Criminologist Steven Kohm at the University of Winnipeg says people have been found guilty without direct proof, even when the bodies of victims haven’t been found.
“It is not a requirement that there be physical evidence of a crime in order for a conviction to be entered,” Kohm says.
“A case can be built of circumstantial evidence. But there has to be … enough to remove any reasonable doubt on the part of the jurors.”
Tina’s body, wrapped in a duvet cover, was pulled from the Red River in Winnipeg several days after she disappeared in August 2014.
But the second-degree murder trial of Raymond Cormier has heard that the cause of the girl’s death could not be determined. No DNA was found linking Cormier to her body. And there were no witnesses to the alleged slaying.
Tina was an exploited youth who had been living at a hotel in the care of social services when she was reported missing. Court heard that she had met Cormier, a methamphetamine and crack user, earlier that summer and he gave her drugs and had sex with her.
The Crown has argued Cormier, 56, killed Tina because he feared he would be arrested for having sex with a minor. In audio recordings during an undercover police operation, Cormier said he would bet that Tina was killed because “I found out she was 15 years old.”
The defence pointed out that there are too many holes in the case and Tina could have died of a drug overdose.
The jury began it’s deliberations Wednesday afternoon.
Kohm says the enormity of the case is likely to weigh on the minds of the jurors.
Tina’s death shocked the country and led the Manitoba government to phase out the use of hotels for kids in government care. It also reignited calls for a national inquiry into missing and murdered Indigenous women.
“I think she came to symbolize the larger struggle, the larger social problem or crisis of missing and murdered indigenous women and girls,” Kohm says.

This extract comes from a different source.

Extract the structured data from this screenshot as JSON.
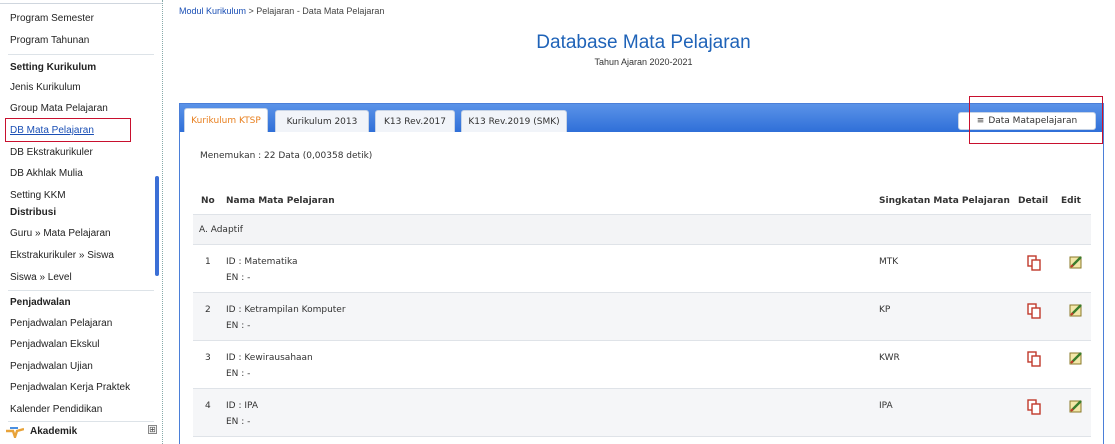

Kohm says the jurors may also find themselves under pressure because of a recent, high-profile case in Saskatchewan.
An apparently all-white jury acquitted a white farmer, Gerald Stanley, of second-degree murder in the 2016 shooting death of Colten Boushie, a 22-year-old Cree man.
Court heard that Boushie’s friends were drinking and had tried to break into a truck on a neighbouring farm before they drove onto Stanley’s property. Stanley testified he fired warning shots and then his gun went off accidentally, striking Boushie in the head.
The verdict sparked rallies across the country and the federal government spoke of the need to improve the jury process for Indigenous people.
David Milward, an associate professor of law at the University of Manitoba, says he didn’t agree with the Stanley verdict. And he’s not sure yet if he can compare the Stanley and Cormier cases.
Jurors tend to rely on an accused’s “confessionary” statements, he says, otherwise ignoring gaps in a trial.
“He made several statements basically all but admitting that he actually did kill her,” Milward says of the undercover tapes in the Cormier case.
If the jury acquits Cormier, Milward says he’s going to again question the jury process.
“If you have Gerald Stanley not guilty and Raymond Cormier not guilty, like less than two weeks apart, I’m starting to think you have a real issue about jury nullification and substantive injustice.”